According to trade officials, Brazil went through a large number of items in several reports from developed countries and argued that they were too long and complicated, and inappropriate for the two articles.
For example, Brazil questioned whether some assistance is truly for technology transfer under Art. 66.2 and whether "harmonizing" intellectual property laws is appropriate for Art. 67 when the TRIPS Agreement says that countries are free to choose how to protect intellectual property in their own ways.

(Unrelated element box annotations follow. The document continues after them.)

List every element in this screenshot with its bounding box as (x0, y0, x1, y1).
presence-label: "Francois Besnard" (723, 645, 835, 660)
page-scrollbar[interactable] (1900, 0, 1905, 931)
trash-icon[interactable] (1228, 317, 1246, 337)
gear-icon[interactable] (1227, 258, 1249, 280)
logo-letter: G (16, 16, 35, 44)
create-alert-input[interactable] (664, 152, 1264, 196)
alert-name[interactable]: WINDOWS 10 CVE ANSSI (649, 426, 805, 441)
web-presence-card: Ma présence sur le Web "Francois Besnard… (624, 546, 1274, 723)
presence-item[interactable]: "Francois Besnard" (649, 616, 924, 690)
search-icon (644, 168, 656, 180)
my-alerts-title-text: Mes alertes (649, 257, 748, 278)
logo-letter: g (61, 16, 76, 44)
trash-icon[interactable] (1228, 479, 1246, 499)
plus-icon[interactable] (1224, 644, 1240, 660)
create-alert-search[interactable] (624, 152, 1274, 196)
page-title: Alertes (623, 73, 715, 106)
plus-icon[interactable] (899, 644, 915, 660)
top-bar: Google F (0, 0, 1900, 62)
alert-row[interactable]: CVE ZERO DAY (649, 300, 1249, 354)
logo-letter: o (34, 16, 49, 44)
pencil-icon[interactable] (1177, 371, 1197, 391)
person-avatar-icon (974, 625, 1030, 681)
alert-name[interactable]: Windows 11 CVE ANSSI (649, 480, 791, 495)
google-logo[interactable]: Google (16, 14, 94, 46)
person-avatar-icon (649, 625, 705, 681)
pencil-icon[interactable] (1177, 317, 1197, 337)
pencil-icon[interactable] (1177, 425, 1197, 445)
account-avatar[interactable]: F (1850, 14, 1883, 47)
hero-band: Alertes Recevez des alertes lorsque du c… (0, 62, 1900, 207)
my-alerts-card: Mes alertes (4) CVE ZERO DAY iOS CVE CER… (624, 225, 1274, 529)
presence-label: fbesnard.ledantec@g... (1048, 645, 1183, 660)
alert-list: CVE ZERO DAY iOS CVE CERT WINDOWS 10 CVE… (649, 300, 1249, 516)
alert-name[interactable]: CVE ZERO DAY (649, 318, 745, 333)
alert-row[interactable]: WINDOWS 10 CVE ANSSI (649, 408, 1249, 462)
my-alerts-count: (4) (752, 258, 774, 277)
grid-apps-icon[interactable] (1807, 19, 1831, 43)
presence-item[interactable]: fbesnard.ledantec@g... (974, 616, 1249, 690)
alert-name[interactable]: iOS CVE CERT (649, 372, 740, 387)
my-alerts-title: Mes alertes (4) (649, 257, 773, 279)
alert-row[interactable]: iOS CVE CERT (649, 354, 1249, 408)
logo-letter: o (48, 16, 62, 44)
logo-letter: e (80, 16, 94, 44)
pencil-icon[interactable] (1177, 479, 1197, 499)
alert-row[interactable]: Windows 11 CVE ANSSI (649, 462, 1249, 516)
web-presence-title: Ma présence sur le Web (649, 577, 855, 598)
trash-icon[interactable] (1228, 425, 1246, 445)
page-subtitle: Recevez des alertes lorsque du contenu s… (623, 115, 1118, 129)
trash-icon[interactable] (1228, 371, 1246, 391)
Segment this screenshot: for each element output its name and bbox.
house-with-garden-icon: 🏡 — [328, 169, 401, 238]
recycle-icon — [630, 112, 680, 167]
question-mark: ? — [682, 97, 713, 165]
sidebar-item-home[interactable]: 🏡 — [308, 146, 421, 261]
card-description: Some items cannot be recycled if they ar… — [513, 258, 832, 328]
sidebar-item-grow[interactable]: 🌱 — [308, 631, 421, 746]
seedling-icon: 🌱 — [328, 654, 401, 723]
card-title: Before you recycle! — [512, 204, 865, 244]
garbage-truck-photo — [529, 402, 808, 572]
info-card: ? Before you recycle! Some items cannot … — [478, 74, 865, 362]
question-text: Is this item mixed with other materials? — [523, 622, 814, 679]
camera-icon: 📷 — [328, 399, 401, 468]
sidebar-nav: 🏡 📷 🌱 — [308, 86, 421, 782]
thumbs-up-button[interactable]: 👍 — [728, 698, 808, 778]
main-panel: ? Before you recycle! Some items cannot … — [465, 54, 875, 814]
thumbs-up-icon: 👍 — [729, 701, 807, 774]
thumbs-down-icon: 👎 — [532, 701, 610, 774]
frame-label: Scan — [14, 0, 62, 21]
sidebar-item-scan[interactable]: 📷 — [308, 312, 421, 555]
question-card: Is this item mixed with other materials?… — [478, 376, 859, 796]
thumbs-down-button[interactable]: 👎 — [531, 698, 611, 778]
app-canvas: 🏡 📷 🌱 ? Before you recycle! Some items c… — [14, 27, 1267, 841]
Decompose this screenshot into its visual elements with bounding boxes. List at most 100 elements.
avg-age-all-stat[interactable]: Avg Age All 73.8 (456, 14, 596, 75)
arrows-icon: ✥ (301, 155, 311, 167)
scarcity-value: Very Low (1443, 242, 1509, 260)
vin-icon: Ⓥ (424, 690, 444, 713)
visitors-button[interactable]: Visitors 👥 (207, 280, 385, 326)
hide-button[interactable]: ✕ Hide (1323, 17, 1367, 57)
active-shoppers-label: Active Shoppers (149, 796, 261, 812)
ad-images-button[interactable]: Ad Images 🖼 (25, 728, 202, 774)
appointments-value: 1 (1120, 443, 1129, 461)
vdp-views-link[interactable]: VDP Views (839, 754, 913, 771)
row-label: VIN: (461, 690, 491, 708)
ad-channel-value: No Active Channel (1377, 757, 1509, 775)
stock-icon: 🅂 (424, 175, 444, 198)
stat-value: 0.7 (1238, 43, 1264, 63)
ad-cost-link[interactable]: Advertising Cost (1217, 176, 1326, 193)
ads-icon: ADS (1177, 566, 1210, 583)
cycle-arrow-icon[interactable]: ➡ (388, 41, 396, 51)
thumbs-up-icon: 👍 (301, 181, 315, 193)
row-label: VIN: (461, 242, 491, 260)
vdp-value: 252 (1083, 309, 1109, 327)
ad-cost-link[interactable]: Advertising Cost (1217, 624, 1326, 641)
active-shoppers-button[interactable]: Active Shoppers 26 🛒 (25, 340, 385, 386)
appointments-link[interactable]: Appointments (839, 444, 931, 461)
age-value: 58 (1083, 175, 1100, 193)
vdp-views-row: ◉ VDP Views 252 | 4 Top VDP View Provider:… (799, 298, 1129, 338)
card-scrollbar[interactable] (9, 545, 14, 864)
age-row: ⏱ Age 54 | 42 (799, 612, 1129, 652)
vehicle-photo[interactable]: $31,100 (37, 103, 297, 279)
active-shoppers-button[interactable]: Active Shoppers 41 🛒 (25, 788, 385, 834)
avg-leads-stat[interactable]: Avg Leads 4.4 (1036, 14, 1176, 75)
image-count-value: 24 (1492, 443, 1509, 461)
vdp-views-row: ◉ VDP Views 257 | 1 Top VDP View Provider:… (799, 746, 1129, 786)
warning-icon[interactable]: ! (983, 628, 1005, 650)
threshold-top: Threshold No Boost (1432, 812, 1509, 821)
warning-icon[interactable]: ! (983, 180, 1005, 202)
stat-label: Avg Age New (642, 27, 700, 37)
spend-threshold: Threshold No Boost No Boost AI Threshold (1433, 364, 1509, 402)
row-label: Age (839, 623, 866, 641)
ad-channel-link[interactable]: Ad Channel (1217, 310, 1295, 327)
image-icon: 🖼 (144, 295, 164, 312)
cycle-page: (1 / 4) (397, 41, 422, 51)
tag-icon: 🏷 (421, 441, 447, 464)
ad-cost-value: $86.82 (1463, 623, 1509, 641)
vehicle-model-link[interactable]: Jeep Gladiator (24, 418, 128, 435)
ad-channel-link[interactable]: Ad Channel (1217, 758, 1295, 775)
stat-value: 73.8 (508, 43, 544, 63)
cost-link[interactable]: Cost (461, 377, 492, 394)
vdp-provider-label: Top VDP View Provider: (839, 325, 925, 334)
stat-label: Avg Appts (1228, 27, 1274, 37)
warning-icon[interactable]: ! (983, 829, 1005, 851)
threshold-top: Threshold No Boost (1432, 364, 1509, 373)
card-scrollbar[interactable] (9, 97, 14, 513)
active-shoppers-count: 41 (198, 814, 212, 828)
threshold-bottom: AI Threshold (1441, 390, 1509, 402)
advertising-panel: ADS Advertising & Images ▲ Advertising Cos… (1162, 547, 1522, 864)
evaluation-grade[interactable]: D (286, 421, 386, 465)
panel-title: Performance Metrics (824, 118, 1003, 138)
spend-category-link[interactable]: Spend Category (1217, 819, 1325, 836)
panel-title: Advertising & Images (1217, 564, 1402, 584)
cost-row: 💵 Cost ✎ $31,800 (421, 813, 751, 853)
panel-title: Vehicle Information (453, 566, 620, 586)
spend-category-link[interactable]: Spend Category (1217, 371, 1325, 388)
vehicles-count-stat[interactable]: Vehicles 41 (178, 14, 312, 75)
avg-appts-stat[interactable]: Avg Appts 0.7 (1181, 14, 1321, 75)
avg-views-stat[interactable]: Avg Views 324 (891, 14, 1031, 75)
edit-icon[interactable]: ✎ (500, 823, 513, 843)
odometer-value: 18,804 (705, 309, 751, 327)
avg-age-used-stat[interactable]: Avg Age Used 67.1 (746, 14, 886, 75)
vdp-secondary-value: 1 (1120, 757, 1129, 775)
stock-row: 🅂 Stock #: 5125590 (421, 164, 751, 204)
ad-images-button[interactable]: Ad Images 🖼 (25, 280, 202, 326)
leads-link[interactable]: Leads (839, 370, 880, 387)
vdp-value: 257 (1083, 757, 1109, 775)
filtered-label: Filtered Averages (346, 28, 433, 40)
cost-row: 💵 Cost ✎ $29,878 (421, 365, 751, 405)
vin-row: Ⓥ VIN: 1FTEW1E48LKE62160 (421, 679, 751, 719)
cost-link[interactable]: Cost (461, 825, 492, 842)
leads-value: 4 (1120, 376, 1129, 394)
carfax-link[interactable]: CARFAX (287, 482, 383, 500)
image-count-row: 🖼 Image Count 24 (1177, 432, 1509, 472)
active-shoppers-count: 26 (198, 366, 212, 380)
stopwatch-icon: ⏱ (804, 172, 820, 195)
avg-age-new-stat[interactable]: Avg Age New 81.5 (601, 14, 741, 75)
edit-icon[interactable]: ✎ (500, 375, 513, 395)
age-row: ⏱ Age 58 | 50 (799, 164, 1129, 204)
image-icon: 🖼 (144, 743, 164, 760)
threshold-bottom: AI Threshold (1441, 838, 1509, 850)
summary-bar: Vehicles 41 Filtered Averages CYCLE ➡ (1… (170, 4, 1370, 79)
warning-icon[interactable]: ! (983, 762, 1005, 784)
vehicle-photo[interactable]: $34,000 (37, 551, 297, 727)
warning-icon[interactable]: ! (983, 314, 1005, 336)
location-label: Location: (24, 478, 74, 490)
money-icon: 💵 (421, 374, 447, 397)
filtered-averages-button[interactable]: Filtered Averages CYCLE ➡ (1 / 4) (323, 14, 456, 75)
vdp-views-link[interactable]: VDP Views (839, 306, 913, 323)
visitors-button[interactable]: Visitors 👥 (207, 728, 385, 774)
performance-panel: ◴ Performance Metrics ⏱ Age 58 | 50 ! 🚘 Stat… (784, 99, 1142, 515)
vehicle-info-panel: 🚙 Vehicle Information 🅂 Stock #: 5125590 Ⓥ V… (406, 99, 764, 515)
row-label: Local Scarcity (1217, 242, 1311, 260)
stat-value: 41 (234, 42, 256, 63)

Trade officials said that Brazil, China and India raised concerns particularly over sections supplied by the European Patent Office for the EU's report on technical cooperation, which they described as un-factual, erroneous, subjective and patronizing.
On the other hand, developed countries defended their reports.
Chairperson Ambassador Yonov Agah of Nigeria reported that members remain deadlocked over whether to make the secretariat of the Convention on Biological Diversity (CBD) an observer in the TRIPS Council.
According to trade officials, Brazil and Egypt said that this was illogical since the CBD is more directly concerned in some of the Council's work than some existing observers. Brazil urged the Chair to provide more information on who objects and why at the next meeting.
The next meeting of the TRIPS Council is scheduled for 26-27 February 2008.